Les élèves ! Ici, M. Radix, je ne peux plus parler de vous comme collègue ou comme président de l'Amicale, mais comme ancien disciple. Tous mes amis sont vos anciens élèves, leurs pères l'étaient déjà, vous m'avez interrogé moi-même au baccalauréat. Tout ce qu'il y de mathématiciens dans l'Aude est de votre filiation spirituelle. Et dans notre grande famille, je n'ai jamais entendu parter de vous qu'avec admiration et affection. Si nous n'avons pu apprécier que de loin votre science, nous avons senti le rayonnement, quand, grâce à votre maîtrise de professeur, vos leçons si nettes, si lumineuses, se subordonnaient avec tant de simplicité à nos esprits que, nous étions ravis de nous découvrir plus intelligents et plus perspicaces que nous n'osions l'espérer.
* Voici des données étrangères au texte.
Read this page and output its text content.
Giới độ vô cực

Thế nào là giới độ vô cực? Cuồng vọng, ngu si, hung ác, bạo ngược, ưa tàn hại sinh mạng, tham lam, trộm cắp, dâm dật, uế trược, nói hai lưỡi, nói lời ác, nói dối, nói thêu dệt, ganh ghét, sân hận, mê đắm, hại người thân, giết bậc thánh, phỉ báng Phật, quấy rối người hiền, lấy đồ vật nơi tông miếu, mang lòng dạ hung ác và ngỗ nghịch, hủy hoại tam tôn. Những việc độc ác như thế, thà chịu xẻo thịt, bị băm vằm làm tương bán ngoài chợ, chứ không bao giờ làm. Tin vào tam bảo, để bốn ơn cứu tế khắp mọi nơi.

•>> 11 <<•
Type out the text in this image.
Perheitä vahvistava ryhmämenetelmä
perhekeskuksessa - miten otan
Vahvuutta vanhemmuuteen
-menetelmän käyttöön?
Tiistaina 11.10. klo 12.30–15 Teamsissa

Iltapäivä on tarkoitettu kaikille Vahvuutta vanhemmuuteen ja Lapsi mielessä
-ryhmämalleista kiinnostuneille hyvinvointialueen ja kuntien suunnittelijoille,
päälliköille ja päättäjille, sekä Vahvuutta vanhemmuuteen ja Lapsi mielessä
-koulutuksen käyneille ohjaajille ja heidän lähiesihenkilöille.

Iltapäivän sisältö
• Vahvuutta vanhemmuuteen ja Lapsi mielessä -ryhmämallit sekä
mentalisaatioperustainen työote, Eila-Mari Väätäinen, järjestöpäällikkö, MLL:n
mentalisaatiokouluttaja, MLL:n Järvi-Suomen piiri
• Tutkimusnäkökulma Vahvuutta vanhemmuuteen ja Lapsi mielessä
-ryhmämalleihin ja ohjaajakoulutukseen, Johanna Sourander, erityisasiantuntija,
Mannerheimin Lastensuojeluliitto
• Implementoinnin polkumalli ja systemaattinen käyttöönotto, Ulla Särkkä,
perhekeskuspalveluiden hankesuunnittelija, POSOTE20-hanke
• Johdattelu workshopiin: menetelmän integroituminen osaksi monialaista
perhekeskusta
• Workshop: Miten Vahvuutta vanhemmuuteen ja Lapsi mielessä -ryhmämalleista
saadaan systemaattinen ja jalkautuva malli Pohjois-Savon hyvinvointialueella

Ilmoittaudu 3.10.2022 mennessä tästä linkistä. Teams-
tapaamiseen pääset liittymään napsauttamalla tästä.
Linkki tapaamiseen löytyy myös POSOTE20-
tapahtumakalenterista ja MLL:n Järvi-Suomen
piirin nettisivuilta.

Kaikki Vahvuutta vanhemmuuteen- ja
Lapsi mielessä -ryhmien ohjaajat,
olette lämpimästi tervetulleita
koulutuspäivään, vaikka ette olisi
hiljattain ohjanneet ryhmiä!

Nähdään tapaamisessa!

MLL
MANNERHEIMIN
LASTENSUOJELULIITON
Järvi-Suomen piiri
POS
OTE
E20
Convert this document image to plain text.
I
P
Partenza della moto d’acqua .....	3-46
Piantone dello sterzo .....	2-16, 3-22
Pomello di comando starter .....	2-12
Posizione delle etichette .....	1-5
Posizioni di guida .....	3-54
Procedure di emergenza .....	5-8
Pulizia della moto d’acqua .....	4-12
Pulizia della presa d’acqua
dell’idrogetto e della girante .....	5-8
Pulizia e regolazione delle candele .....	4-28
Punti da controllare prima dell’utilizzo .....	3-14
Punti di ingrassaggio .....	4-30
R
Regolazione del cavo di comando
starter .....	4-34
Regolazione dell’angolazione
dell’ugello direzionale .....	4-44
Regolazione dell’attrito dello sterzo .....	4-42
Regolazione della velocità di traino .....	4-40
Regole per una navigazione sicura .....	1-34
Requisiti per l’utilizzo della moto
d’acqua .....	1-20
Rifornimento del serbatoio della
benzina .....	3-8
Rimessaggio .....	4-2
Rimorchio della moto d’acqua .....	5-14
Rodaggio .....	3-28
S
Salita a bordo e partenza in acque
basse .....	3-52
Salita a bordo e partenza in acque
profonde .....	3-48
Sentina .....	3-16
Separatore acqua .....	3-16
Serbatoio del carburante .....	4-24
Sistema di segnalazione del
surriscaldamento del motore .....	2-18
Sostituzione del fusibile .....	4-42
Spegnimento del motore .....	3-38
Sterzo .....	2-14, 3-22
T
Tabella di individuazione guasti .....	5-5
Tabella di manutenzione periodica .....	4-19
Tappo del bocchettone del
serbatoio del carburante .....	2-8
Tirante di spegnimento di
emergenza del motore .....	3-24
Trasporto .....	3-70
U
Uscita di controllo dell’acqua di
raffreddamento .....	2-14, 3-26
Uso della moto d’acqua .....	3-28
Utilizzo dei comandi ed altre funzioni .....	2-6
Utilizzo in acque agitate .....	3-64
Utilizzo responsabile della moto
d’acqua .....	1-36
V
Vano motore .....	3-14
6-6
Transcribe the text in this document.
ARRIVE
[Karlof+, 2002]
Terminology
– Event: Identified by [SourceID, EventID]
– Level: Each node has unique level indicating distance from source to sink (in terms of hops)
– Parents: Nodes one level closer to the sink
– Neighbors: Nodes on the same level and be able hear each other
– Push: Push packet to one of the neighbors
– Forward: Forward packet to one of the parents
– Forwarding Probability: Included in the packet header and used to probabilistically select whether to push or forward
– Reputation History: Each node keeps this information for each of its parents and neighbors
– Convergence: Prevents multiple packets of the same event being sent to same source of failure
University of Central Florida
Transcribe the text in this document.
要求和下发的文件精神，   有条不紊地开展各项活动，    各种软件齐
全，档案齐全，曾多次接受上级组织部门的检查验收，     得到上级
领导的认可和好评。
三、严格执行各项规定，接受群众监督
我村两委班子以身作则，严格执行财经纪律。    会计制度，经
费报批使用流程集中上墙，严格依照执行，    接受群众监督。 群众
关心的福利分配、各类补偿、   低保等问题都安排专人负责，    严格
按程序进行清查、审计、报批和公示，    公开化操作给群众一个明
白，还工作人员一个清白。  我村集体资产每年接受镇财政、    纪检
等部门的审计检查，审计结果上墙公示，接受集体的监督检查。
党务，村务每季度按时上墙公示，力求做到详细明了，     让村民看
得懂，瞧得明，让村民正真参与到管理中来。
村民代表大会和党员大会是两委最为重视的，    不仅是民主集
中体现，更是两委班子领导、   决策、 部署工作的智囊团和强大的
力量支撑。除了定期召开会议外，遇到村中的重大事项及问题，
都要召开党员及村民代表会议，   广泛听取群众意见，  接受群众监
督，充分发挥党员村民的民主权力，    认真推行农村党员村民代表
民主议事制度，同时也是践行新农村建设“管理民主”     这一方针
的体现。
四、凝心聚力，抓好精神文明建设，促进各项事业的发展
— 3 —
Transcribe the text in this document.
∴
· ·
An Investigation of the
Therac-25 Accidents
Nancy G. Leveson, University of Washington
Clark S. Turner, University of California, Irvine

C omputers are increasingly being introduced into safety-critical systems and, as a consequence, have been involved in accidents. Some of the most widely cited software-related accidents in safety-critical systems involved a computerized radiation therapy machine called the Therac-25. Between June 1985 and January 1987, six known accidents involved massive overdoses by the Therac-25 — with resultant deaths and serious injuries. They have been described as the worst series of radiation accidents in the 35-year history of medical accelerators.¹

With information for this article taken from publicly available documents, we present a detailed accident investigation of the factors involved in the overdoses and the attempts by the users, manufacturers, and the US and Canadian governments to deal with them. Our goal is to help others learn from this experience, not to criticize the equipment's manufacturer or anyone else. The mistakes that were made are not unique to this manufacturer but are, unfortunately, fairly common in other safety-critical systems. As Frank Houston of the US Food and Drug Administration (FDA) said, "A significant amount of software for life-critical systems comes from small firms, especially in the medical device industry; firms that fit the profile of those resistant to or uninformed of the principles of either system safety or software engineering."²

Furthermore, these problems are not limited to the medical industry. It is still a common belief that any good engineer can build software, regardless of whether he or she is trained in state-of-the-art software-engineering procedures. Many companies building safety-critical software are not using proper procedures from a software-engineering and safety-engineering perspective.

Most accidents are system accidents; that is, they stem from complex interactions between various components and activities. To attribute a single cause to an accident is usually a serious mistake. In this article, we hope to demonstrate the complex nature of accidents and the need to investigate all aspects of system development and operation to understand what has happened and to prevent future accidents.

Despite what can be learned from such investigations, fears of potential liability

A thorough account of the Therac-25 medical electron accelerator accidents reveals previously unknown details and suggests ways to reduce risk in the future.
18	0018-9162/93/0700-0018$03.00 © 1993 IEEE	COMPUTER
Mais surtout de quelle intimité était faite l'atmosphère de votre classe ! Si vous avez beaucoup aimé vos élèves, cher professeur, ils vous le rendent bien ! Avec quelle émotion attristée nous nous souvenons de cette aménité, de cette mansuétude  qui faisaient la saveur propre de votre caractère. il faut croire, qu'elles aussi, étaient communicatives : jusqu'à votre mort, hélas prématurée, les choses vous ont été doucement belles, doucement bonnes, et vous aviez mérité qu'il en fut ainsi.

Entre tous les élèves que M. Radix avait formés, parmi les meilleurs, il a eu la joie de compter deux enfants, deux esprits d'élite, et aussi le fils de notre regretté collègue M. Bosc qu'il y a 10 jours à peine nous pleurions. Et ç'avait été un lien de plus entre lui et notre cher lycée, dont il était le premier professeur, le professeur-type, celui auquel les élèves se plaisent à penser, plus tard, quand ils regrettent leurs années de jeunesse, d'études et de succès.

Ses dernier moments ont accompli sa vie ; près de mourir, il a songé aux siens plus qu'à lui-même, puis s'est endormi. Au nom de l'Amicale et en mon nom personnel, que la famille de M. Radix, si cruellement éprouvée, veuille bien trouver ici un écho à sa douleur et l'expression de notre affectueuse amitié ! Adieu, Radix ! Nous ne laisserons rien pervertir de ce qui nous vient de vous.